Making the Leap from Biased Taxonomies to Data-Driven Text Analytics
Modern computing architectures have trained us to think in taxonomies — using defined keywords to refine data search. Knowingly or not, you’re probably using taxonomies in everyday life. A quick example, search engines require you to enter keywords to retrieve relevant data. As consumers of information, we leverage taxonomies for a simple reason, to make analysis efforts more focused and results more fruitful.
The same holds true in analytics albeit it’s a much more involved process. At Taste Analytics we’ve seen many complex taxonomy structures used within the walls of corporate America. We’ve seen small armies of analytics experts devote hundreds of man hours to filling pages and pages of spreadsheets to create logic strings to help them to parse data.
Anyone tasked with managing taxonomies knows that this process comes with plenty of downside. Specifically, taxonomies are limited because they:
- Require a lot of effort. Much time, resources, and expertise are needed to accurately capture the jargon used to depict certain types of conversations.
- Need constant updating. Existing taxonomies need to be updated as language continually evolves, while new ones need to be created as business needs expand.
- Are biased. A small group of people tasked with creating a taxonomy fight a never ending battle determining how an entire population will express themselves in text.
Alongside these challenges, a greater question arises. Is a taxonomy-focused approach still viable when handling the explosion of information being created in the dynamic market of human generated unstructured data?
At Taste Analytics, we believe that taxonomies are a valuable tool that will always have a place in an analysis regiment. That said, there’s an easier and more effective way to glean insight from the many forms of language used in daily communication. When it comes to the discovery process, using machine led insights as your starting point will depict a truer representation of what data is trying to tell you — without bias!
Data Driven Text Analysis
At Taste Analytics, the discovery process is completely data driven. Algorithms and statistics crunch data objectively and in an automated fashion. Using deep machine learning algorithms our engine is able to statistically identify the themes, topics and emerging issues from any data set without using taxonomies. This provides the end user with an unbiased starting point from which to depict patterns and trends for each and every data set processed by our engine. In very simple terms, a three-step process takes place.
- Our platform classifies the data. We extract the “who”, “what”, “when”, and “where” from each piece of content labeling it appropriately.
- Our platform categorizes the data. We break down the content into n-grams (e.g. bigrams — two word phrases) and build categories of semantically similar conversations.
- Our platform makes results easy to interpret. While still in its high-dimensional form, results are converted into intuitive visualizations that end users can consume on mobile, web or desktop workstations.
The net result — our taxonomy-free, end-user driven platform automatically provides a statistically relevant representation of what’s contained within a data set, augmenting the user’s ability to extract actionable intelligence.

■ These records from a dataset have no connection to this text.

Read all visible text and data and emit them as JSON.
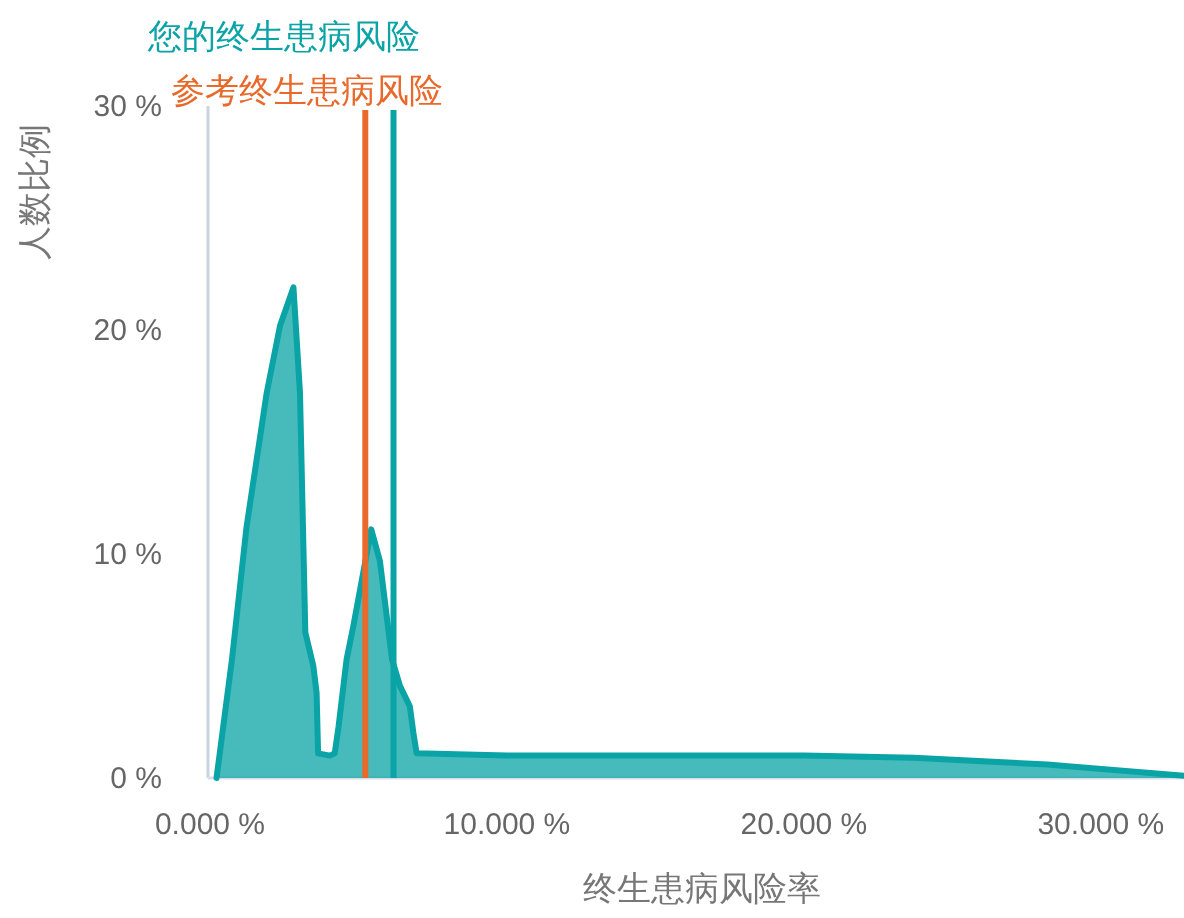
{
  "chart_data": {
    "type": "area",
    "xlabel": "终生患病风险率",
    "ylabel": "人数比例",
    "x": [
      0.22,
      0.74,
      1.23,
      1.91,
      2.36,
      2.81,
      3.03,
      3.21,
      3.48,
      3.59,
      3.64,
      4.04,
      4.2,
      4.33,
      4.6,
      4.83,
      5.43,
      5.72,
      6.13,
      6.4,
      6.73,
      6.85,
      6.96,
      10,
      14,
      16.95,
      20,
      23.7,
      28.2,
      32.8
    ],
    "series": [
      {
        "color": "#0aa3a6",
        "values": [
          0,
          5.3,
          11.2,
          17.2,
          20.2,
          21.9,
          17.2,
          6.5,
          5.0,
          3.8,
          1.1,
          1.0,
          1.1,
          2.3,
          5.3,
          6.8,
          11.1,
          9.7,
          5.3,
          4.1,
          3.2,
          2.0,
          1.1,
          1.0,
          1.0,
          1.0,
          1.0,
          0.9,
          0.6,
          0.1
        ]
      }
    ],
    "xlim": [
      0,
      32.8
    ],
    "ylim": [
      0,
      30
    ],
    "xticks": [
      {
        "value": 0,
        "label": "0.000 %"
      },
      {
        "value": 10,
        "label": "10.000 %"
      },
      {
        "value": 20,
        "label": "20.000 %"
      },
      {
        "value": 30,
        "label": "30.000 %"
      }
    ],
    "yticks": [
      {
        "value": 0,
        "label": "0 %"
      },
      {
        "value": 10,
        "label": "10 %"
      },
      {
        "value": 20,
        "label": "20 %"
      },
      {
        "value": 30,
        "label": "30 %"
      }
    ],
    "ref_lines": [
      {
        "axis": "x",
        "value": 6.18,
        "label": "您的终生患病风险",
        "color": "#0aa3a6"
      },
      {
        "axis": "x",
        "value": 5.23,
        "label": "参考终生患病风险",
        "color": "#e8692a"
      }
    ],
    "grid": false,
    "marker": "none"
  }
}
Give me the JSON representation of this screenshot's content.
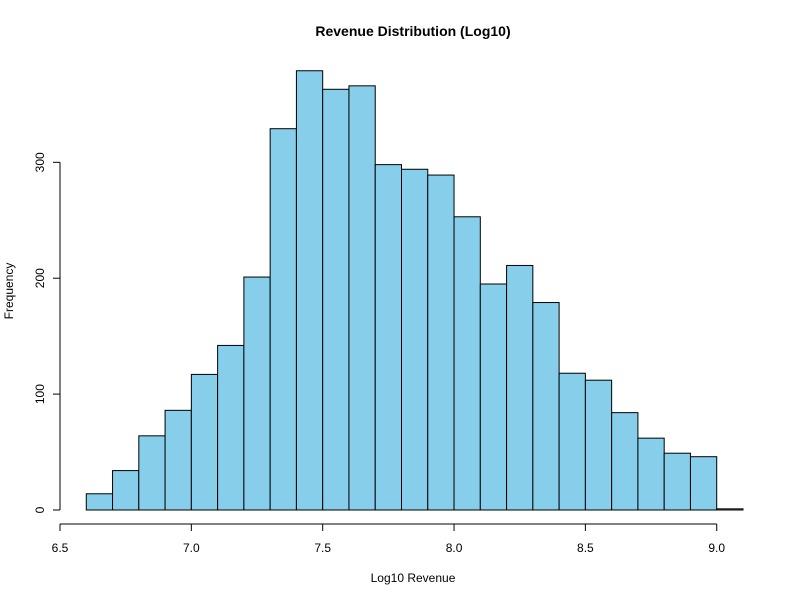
{
  "chart_data": {
    "type": "bar",
    "title": "Revenue Distribution (Log10)",
    "xlabel": "Log10 Revenue",
    "ylabel": "Frequency",
    "bin_width": 0.1,
    "bins": [
      {
        "start": 6.6,
        "end": 6.7,
        "count": 14
      },
      {
        "start": 6.7,
        "end": 6.8,
        "count": 34
      },
      {
        "start": 6.8,
        "end": 6.9,
        "count": 64
      },
      {
        "start": 6.9,
        "end": 7.0,
        "count": 86
      },
      {
        "start": 7.0,
        "end": 7.1,
        "count": 117
      },
      {
        "start": 7.1,
        "end": 7.2,
        "count": 142
      },
      {
        "start": 7.2,
        "end": 7.3,
        "count": 201
      },
      {
        "start": 7.3,
        "end": 7.4,
        "count": 329
      },
      {
        "start": 7.4,
        "end": 7.5,
        "count": 379
      },
      {
        "start": 7.5,
        "end": 7.6,
        "count": 363
      },
      {
        "start": 7.6,
        "end": 7.7,
        "count": 366
      },
      {
        "start": 7.7,
        "end": 7.8,
        "count": 298
      },
      {
        "start": 7.8,
        "end": 7.9,
        "count": 294
      },
      {
        "start": 7.9,
        "end": 8.0,
        "count": 289
      },
      {
        "start": 8.0,
        "end": 8.1,
        "count": 253
      },
      {
        "start": 8.1,
        "end": 8.2,
        "count": 195
      },
      {
        "start": 8.2,
        "end": 8.3,
        "count": 211
      },
      {
        "start": 8.3,
        "end": 8.4,
        "count": 179
      },
      {
        "start": 8.4,
        "end": 8.5,
        "count": 118
      },
      {
        "start": 8.5,
        "end": 8.6,
        "count": 112
      },
      {
        "start": 8.6,
        "end": 8.7,
        "count": 84
      },
      {
        "start": 8.7,
        "end": 8.8,
        "count": 62
      },
      {
        "start": 8.8,
        "end": 8.9,
        "count": 49
      },
      {
        "start": 8.9,
        "end": 9.0,
        "count": 46
      },
      {
        "start": 9.0,
        "end": 9.1,
        "count": 1
      }
    ],
    "xlim": [
      6.5,
      9.1
    ],
    "ylim": [
      0,
      390
    ],
    "x_ticks": [
      6.5,
      7.0,
      7.5,
      8.0,
      8.5,
      9.0
    ],
    "x_tick_labels": [
      "6.5",
      "7.0",
      "7.5",
      "8.0",
      "8.5",
      "9.0"
    ],
    "y_ticks": [
      0,
      100,
      200,
      300
    ],
    "y_tick_labels": [
      "0",
      "100",
      "200",
      "300"
    ],
    "grid": false,
    "legend": "none",
    "colors": {
      "bar_fill": "#87CEEB",
      "bar_stroke": "#000000"
    }
  }
}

Data Driven Insights in Action
It’s tempting to apply a taxonomy to a data set to start the analysis process. Why wouldn’t it be, you’ve invested heavily in creating and maintaining them. But resisting this urge can yield insights that you might have otherwise missed.
Some real world examples:
A large home retailer used Taste technology to analyze customer feedback from emails they receive. They correctly assumed they’d see complaints about their store layout, certain product lines, and a campaign that didn’t go over well. What they didn’t expect the data to tell them was that there were ongoing problems with stores not properly recognizing their military discount policy. Retail locations in certain geographic regions were denying the discount to qualified members of the armed services causing much frustration with their clientele. Once this issue was identified, the company was able to quickly reeducate their employees on proper military discount policies.
A large manufacturer used Taste technology to analyze feedback captured by their customer service representatives. They correctly assumed that certain product issues were prevalently discussed. What they didn’t expect the data to tell them was that there was an ongoing issue with registering their products online. Products were stamped with 10 digit serial numbers yet online registration required customers to input a 15 digit number. Once this problem was identified, the company was able to quickly update its website to accept serial numbers as printed on their products.
By eliminating the inherent bias of taxonomies, our end users were quickly able to find pain points that weren’t expected and remedy them before they grew into larger issues.
The Taste Takeaway
Taxonomies have and will continue to play an important role in analytics, but by choosing to lead with data driven insights first:
- Analytical efforts will be based on an objective foundation
- Time and resources to maintain complex taxonomies will greatly diminish
- Focus can be directed on analyzing data rather than structuring it
For true discovery to occur employing technologies that are grounded in data driven methodologies offer a superior alternative to the end user.